I flew toward Earth at 100,000 light years per second, from the other side of the galaxy. And I wrote it all down as I went, making it happen.


And here's a review from Forrest Aguirre:


The hints of Philip K. Dick present in "A Perfect Day for Babyfish," however, cannot compare with the decidedly Dickian tale "The Suburbs of the Citadel of Thought." Here Douglas Lain presents the longest and one of the strongest stories of the issue. Lain directly acknowledges his debt to the old master by noting that his main character, Philip Hoffman, is named after Philip K. Dick and Abbie Hoffman. Lain laces the story with anecdotes of this sort—many of them dealing directly with Lain's own family history and experiences.

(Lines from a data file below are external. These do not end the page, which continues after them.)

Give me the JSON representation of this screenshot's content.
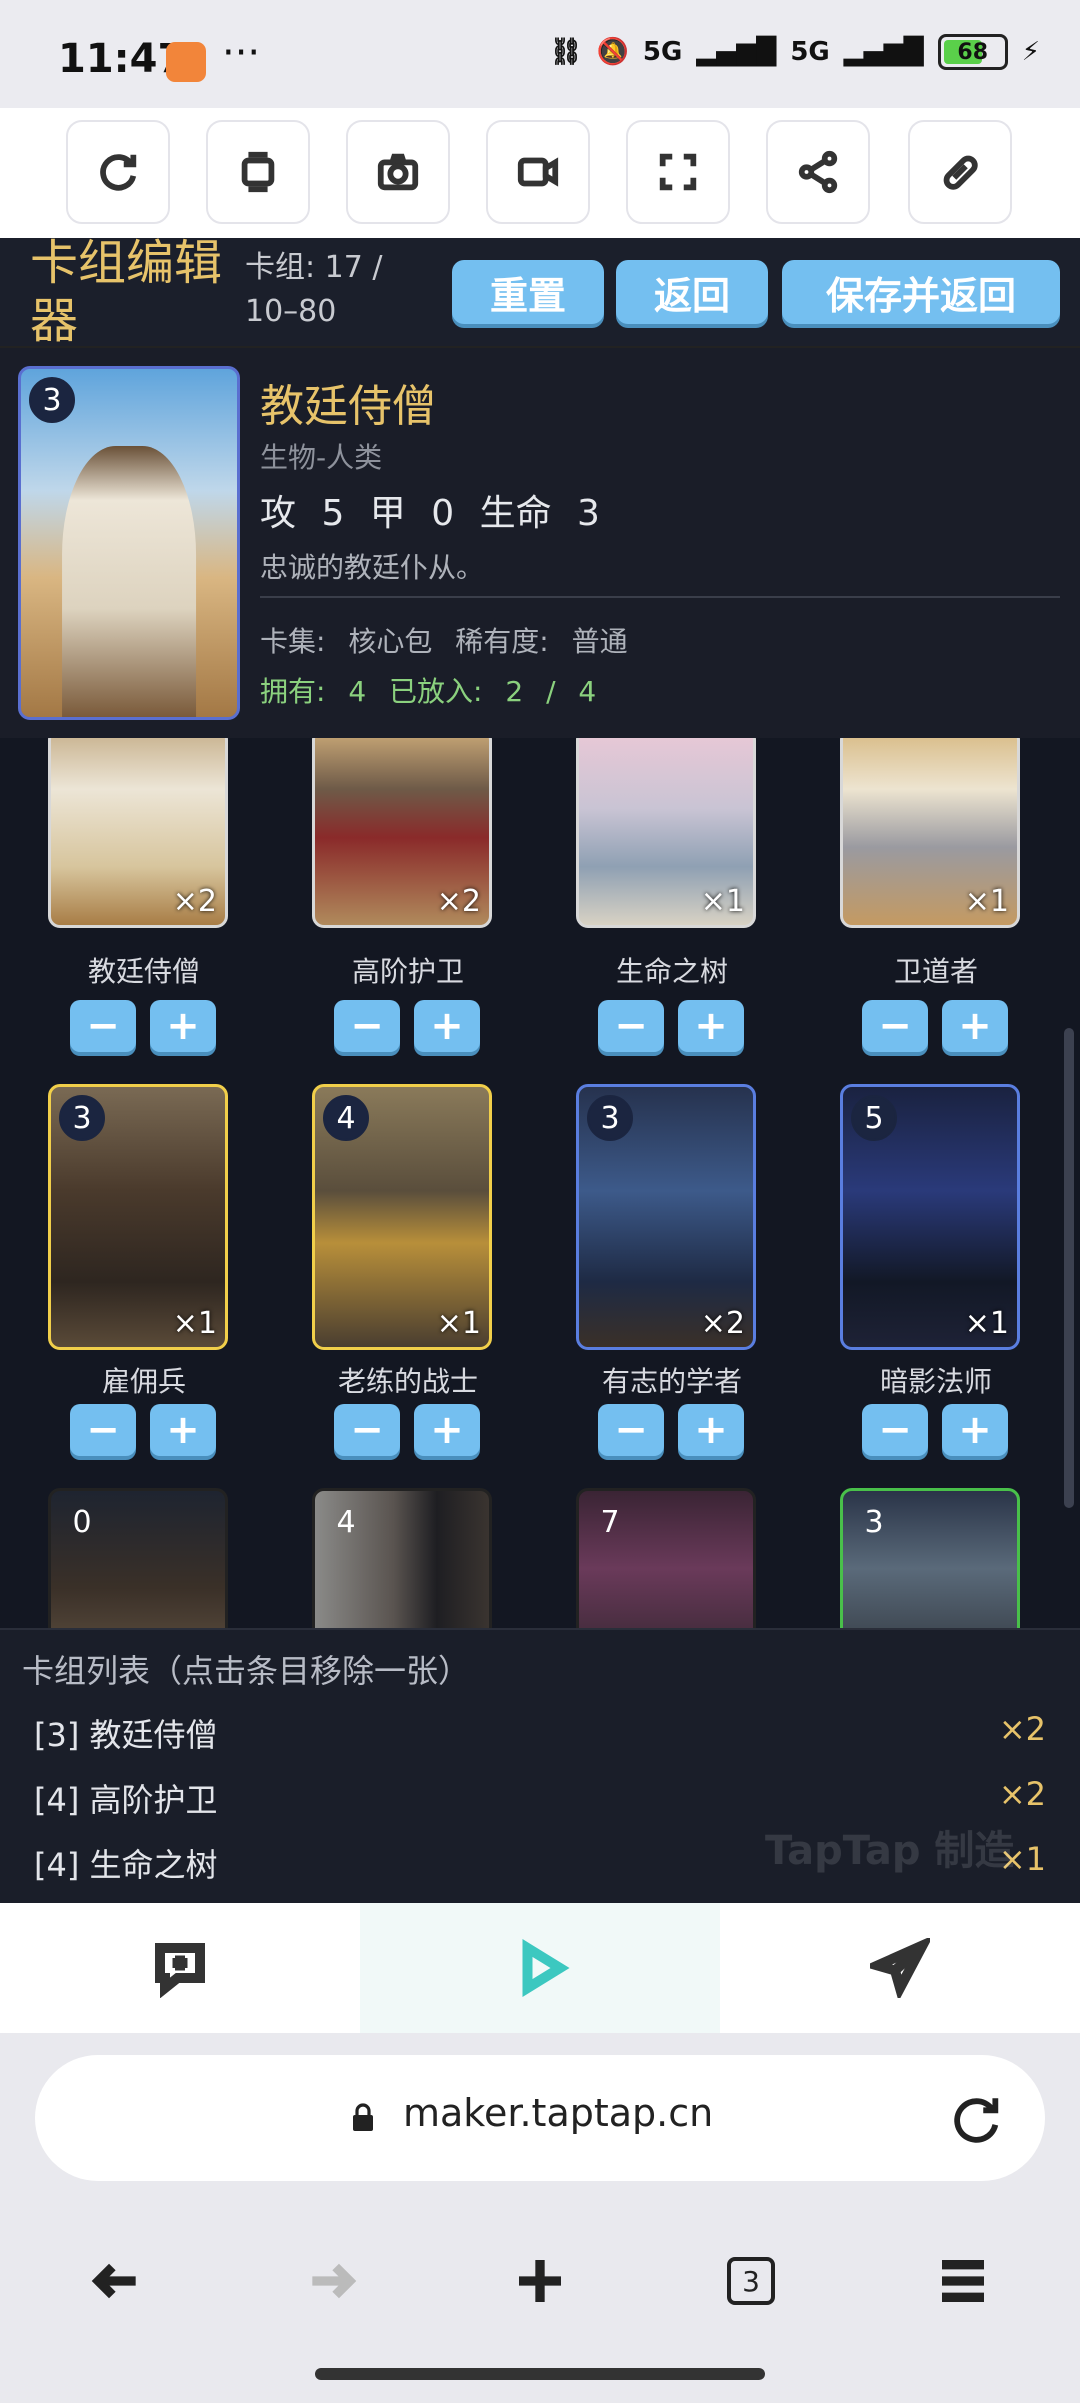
{
  "status": {
    "time": "11:47",
    "dots": "···",
    "signal1": "5G",
    "signal2": "5G",
    "battery": "68"
  },
  "toolbar": [
    "refresh-icon",
    "layers-icon",
    "camera-icon",
    "video-icon",
    "fullscreen-icon",
    "share-icon",
    "link-icon"
  ],
  "header": {
    "title": "卡组编辑器",
    "deck_count": "卡组: 17 / 10–80",
    "reset": "重置",
    "back": "返回",
    "save_back": "保存并返回"
  },
  "detail": {
    "cost": "3",
    "name": "教廷侍僧",
    "type": "生物-人类",
    "stats": "攻 5   甲 0   生命 3",
    "desc": "忠诚的教廷仆从。",
    "meta": "卡集: 核心包   稀有度: 普通",
    "own": "拥有: 4   已放入: 2 / 4"
  },
  "cards": [
    {
      "name": "教廷侍僧",
      "qty": "×2",
      "cost": ""
    },
    {
      "name": "高阶护卫",
      "qty": "×2",
      "cost": ""
    },
    {
      "name": "生命之树",
      "qty": "×1",
      "cost": ""
    },
    {
      "name": "卫道者",
      "qty": "×1",
      "cost": ""
    },
    {
      "name": "雇佣兵",
      "qty": "×1",
      "cost": "3"
    },
    {
      "name": "老练的战士",
      "qty": "×1",
      "cost": "4"
    },
    {
      "name": "有志的学者",
      "qty": "×2",
      "cost": "3"
    },
    {
      "name": "暗影法师",
      "qty": "×1",
      "cost": "5"
    },
    {
      "name": "",
      "qty": "",
      "cost": "0"
    },
    {
      "name": "",
      "qty": "",
      "cost": "4"
    },
    {
      "name": "",
      "qty": "",
      "cost": "7"
    },
    {
      "name": "",
      "qty": "",
      "cost": "3"
    }
  ],
  "buttons": {
    "minus": "−",
    "plus": "+"
  },
  "decklist": {
    "title": "卡组列表（点击条目移除一张）",
    "items": [
      {
        "label": "[3] 教廷侍僧",
        "count": "×2"
      },
      {
        "label": "[4] 高阶护卫",
        "count": "×2"
      },
      {
        "label": "[4] 生命之树",
        "count": "×1"
      }
    ]
  },
  "watermark": "TapTap 制造",
  "browser": {
    "url": "maker.taptap.cn",
    "tabs": "3"
  },
  "colors": {
    "gold": "#e7c36a",
    "blue_btn": "#74bff0",
    "bg": "#131722",
    "green": "#8bd17e",
    "play": "#3cc8c0"
  }
}
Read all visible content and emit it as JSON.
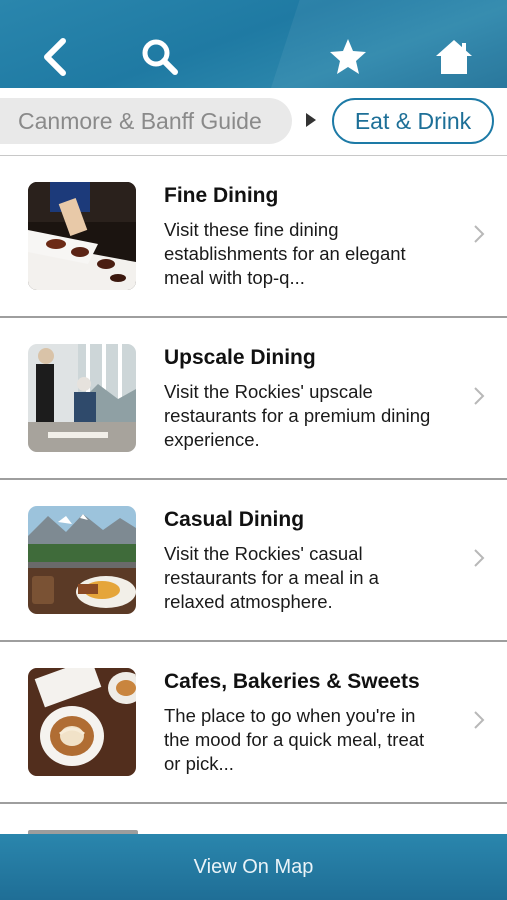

The wonderful autobiographical inserts leave the reader wondering whether Lain has written the story or the story has written Lain. The overall premise involves Philip's psychic abilities (or is it madness?) and the impending arrival (paranoid delusion?) of aliens as they affect his adulterous relationship with a pop-kitsch minister's wife. One is never quite sure if the main character is sane or not, nor is the reader ever clear about what is real and what is illusion. A fitting tribute to Philip K. Dick.


The lesson here? Clearly the message is that the best thing a writer can do is GIVE UP!